C'est la nouvelle tendance en Inde, que nous décrit le Washington Post: se qualifier d'«anti-national» sur les réseaux sociaux. La cause? La récente arrestation à New Delhi d'un étudiant, Kanhaiya Kumar, lors d'un événement commémorant la pendaison de Afzal Guru, un terroriste condamné pour avoir planifié une attaque sur le Parlement indien qui avait fait neuf morts en 2001, rapporte le magazine Time:

«Cette arrestation est survenue peu après que le ministre de l'Intérieur Rajnath Singh a qualifié l'événement d'"antinational" et a suscité de larges protestations de la fraternité étudiante de la JNU [la Jawaharlal Nehru University de New Delhi, ndlr] et des activistes de la société civile, qui affirment que le gouvernement du Premier ministre Narendra Modi écrase les opinions dissidentes et la liberté de parole.»

Depuis, des Indiens se qualifient d'«anti-nationaux» sur Facebook ou Twitter, en nommant à chaque fois des connaissances pour qu'elles continuent la chaîne. Comme l'explique le Washington Post, il existe bien sûr «une menace si vous brisez la chaîne. Si vous n'acceptez pas [le défi] et n'y répondez pas en nommant d'autres persones dans les 24 heures, les anti-nationaux "viendront entonner des chants révolutionnaires de liberté et vous jeter des roses"».
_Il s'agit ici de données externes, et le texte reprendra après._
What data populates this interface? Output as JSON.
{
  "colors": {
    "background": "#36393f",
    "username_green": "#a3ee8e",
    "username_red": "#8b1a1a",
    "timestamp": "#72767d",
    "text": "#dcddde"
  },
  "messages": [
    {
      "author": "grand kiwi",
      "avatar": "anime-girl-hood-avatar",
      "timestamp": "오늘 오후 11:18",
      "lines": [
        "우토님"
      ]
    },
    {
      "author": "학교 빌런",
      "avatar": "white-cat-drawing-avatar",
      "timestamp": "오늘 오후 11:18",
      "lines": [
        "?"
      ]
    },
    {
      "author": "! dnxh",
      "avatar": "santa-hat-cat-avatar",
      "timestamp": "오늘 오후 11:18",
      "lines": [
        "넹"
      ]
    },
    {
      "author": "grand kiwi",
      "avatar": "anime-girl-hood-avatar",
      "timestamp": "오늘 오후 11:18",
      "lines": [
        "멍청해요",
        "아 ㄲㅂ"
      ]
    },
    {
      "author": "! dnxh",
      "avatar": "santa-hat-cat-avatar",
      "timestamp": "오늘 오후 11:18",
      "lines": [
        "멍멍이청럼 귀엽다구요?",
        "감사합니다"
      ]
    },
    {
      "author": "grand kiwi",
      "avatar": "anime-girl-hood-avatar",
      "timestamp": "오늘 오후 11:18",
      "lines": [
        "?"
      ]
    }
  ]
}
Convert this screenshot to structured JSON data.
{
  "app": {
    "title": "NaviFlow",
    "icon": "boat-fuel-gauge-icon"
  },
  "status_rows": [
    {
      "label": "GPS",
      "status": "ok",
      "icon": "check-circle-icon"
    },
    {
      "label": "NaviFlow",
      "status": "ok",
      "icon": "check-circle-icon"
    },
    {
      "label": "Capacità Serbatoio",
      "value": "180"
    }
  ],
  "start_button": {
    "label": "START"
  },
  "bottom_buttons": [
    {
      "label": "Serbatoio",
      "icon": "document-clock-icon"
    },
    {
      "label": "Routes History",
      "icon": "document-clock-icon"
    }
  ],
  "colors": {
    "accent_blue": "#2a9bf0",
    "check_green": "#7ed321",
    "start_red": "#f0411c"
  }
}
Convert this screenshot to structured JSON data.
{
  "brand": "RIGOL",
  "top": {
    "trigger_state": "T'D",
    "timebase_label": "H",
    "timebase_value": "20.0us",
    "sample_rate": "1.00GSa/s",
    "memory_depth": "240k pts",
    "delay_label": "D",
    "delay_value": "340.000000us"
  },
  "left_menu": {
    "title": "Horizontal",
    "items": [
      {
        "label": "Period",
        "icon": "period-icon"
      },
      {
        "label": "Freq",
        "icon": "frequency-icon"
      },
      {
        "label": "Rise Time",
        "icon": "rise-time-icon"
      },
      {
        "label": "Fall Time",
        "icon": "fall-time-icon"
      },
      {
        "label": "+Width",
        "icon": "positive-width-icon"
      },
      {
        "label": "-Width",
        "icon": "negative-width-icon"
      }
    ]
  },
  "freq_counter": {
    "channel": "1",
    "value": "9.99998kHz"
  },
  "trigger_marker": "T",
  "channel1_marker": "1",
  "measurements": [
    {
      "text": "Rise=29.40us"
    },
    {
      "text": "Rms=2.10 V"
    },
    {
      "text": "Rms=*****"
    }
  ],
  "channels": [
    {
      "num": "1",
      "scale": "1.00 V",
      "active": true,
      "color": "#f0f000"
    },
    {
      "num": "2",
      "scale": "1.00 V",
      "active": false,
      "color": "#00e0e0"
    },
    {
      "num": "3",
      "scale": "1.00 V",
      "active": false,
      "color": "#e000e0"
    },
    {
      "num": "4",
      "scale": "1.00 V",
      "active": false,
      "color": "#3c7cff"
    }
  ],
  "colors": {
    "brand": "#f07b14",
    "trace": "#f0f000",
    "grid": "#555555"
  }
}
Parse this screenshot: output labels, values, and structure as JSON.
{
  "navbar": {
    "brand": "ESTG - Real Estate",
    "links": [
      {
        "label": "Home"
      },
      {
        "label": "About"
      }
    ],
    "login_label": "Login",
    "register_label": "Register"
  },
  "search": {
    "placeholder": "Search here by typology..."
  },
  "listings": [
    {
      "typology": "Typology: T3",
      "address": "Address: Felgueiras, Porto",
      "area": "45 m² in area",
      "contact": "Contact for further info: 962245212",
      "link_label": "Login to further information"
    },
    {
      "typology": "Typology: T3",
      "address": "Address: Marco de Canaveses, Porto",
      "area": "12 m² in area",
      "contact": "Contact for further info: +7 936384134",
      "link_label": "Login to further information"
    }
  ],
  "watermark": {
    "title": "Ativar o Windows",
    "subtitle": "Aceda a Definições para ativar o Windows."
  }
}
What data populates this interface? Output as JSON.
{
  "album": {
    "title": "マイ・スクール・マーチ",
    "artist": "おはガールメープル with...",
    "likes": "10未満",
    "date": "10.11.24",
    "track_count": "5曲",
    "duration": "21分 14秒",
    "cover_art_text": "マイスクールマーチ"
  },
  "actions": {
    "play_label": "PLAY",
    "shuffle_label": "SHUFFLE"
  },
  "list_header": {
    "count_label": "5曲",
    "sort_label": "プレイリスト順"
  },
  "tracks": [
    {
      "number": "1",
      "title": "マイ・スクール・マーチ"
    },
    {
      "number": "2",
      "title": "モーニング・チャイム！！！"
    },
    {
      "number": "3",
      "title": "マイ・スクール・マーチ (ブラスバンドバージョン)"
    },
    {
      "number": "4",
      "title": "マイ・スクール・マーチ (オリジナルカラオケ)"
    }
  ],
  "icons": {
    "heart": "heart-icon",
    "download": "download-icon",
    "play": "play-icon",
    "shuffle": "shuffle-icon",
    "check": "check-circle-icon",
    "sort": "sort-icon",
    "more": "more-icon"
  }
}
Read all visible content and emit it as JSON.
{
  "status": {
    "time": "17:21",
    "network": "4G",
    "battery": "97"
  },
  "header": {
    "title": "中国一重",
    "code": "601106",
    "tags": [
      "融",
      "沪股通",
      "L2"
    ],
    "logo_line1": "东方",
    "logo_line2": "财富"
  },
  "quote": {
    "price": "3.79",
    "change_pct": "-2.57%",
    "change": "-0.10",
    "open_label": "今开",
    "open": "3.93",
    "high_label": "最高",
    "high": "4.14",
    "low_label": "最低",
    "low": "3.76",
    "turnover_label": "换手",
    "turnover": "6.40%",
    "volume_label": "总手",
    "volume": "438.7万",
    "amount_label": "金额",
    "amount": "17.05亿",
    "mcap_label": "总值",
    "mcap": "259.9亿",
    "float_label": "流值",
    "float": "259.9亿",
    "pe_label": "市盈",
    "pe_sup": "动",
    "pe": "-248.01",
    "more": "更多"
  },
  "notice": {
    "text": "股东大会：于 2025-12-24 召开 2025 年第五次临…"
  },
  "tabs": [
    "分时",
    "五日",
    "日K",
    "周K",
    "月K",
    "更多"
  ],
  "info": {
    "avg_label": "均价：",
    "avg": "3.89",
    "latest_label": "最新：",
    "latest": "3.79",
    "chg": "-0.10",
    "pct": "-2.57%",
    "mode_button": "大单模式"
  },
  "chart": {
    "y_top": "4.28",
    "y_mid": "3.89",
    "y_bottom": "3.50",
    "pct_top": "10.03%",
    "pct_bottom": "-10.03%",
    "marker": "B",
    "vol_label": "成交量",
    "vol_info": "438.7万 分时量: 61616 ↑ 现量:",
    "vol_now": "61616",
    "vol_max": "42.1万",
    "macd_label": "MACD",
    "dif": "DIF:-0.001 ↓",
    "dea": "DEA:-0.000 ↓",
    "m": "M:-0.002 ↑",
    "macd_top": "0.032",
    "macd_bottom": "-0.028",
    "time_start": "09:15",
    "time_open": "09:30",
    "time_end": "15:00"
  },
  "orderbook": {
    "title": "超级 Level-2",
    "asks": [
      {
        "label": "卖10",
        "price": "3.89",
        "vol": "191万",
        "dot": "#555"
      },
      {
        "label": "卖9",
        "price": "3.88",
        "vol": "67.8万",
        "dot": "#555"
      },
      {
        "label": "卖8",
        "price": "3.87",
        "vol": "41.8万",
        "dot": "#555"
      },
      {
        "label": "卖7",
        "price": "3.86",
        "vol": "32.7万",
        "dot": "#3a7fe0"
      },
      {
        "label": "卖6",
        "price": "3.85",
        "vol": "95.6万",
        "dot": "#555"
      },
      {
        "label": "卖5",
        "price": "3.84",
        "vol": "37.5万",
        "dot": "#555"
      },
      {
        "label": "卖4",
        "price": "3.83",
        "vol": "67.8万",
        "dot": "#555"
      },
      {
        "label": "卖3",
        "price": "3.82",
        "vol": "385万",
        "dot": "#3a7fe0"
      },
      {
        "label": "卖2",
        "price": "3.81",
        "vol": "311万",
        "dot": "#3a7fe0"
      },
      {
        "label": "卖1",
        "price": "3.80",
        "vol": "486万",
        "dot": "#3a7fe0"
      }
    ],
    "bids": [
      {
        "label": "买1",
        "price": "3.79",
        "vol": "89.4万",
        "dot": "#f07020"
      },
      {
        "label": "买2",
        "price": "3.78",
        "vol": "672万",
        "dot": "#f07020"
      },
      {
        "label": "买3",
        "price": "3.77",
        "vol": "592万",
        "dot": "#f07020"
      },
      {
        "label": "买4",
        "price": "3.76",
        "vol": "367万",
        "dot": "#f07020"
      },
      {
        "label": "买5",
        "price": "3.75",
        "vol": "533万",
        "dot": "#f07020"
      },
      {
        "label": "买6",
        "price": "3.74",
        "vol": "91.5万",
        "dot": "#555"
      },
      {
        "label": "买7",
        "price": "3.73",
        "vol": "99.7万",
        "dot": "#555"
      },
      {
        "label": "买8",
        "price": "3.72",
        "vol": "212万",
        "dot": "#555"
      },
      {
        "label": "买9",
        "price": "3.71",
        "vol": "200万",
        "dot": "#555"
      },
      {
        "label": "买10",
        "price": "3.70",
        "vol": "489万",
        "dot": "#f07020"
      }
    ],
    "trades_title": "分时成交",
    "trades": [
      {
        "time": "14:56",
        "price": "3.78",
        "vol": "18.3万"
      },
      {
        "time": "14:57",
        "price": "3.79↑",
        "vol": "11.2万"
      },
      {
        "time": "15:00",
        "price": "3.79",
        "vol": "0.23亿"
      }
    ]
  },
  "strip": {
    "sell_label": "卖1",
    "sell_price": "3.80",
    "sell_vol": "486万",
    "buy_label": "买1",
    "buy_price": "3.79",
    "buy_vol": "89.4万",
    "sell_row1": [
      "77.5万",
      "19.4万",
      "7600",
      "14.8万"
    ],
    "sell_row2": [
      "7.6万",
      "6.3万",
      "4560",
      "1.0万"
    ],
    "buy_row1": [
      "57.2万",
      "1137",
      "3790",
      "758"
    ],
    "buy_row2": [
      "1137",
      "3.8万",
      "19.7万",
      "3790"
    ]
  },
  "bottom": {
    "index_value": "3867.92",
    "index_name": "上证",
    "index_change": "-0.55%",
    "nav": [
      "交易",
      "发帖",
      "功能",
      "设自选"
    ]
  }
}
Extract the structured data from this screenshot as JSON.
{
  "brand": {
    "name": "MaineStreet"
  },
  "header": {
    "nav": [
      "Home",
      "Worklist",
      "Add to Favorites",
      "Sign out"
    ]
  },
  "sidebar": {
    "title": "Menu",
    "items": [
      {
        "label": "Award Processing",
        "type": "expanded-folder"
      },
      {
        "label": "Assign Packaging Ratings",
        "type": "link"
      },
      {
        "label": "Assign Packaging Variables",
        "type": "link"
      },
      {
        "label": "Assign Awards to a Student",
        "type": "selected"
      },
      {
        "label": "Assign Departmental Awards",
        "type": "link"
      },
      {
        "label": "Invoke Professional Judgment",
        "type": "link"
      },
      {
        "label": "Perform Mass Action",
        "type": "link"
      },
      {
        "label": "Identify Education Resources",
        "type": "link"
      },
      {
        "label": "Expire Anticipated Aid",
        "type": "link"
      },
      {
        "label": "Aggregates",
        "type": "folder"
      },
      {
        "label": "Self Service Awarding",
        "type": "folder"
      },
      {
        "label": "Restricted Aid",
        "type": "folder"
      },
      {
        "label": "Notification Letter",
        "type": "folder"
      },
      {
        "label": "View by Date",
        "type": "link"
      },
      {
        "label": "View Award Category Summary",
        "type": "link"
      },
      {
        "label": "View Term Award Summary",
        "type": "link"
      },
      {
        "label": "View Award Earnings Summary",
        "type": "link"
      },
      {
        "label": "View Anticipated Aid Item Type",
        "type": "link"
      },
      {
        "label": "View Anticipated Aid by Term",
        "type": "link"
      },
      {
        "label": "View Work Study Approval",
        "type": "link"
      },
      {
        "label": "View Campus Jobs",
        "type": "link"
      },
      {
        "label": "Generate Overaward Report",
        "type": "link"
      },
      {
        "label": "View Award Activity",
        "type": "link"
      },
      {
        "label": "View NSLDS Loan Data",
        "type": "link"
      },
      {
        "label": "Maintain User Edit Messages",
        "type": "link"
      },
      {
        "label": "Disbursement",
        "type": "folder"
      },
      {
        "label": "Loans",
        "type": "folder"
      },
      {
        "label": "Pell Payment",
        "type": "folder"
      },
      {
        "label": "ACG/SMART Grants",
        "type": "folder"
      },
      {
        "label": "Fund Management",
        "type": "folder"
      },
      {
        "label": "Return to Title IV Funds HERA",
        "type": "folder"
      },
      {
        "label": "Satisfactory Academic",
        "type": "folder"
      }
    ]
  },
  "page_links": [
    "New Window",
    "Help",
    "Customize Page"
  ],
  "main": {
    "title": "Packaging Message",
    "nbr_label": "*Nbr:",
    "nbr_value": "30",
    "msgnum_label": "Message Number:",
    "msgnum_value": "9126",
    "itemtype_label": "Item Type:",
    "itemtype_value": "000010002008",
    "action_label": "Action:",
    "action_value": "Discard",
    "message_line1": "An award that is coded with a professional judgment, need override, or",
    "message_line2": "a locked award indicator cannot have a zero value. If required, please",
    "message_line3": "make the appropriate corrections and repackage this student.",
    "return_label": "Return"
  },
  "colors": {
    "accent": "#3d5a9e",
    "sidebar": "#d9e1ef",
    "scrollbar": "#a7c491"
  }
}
Dans un post en forme d'anaphore publié par le Hindustan Times, le journaliste Rajdeep Sardesai s'est déclaré «fier d'être anti-national»:

«Oui, je suis anti-national car je crois dans une définition étendue de la liberté d'expression. [...] Oui, je suis anti-national car, si je suis embarrassé par les slogans entonnés à la JNU en soutien du terroriste condamné Afzal Guru, je ne les vois pas comme un acte de sédition. [...] Oui, je suis anti-national car je crois que, dans une démocratie pluraliste, nous devons dialoguer avec les séparatistes du Cachemire, de même que nous devons le faire avec ceux qui réclament l'autonomie dans le nord-est du pays. [...] Oui, je suis anti-national car même si je suis fier d'être hindou, [...] j'aime aussi un bon steak. [....] Et par-dessus tout, je suis anti-national car je crois dans le concept d'une constitution républicaine qui place le citoyen et le règne de la loi en son cœur. Personne n'a le droit d'imposer sa vision du "nationalisme culturel" à une société diverse à coups de "une nation, une religion, une culture".»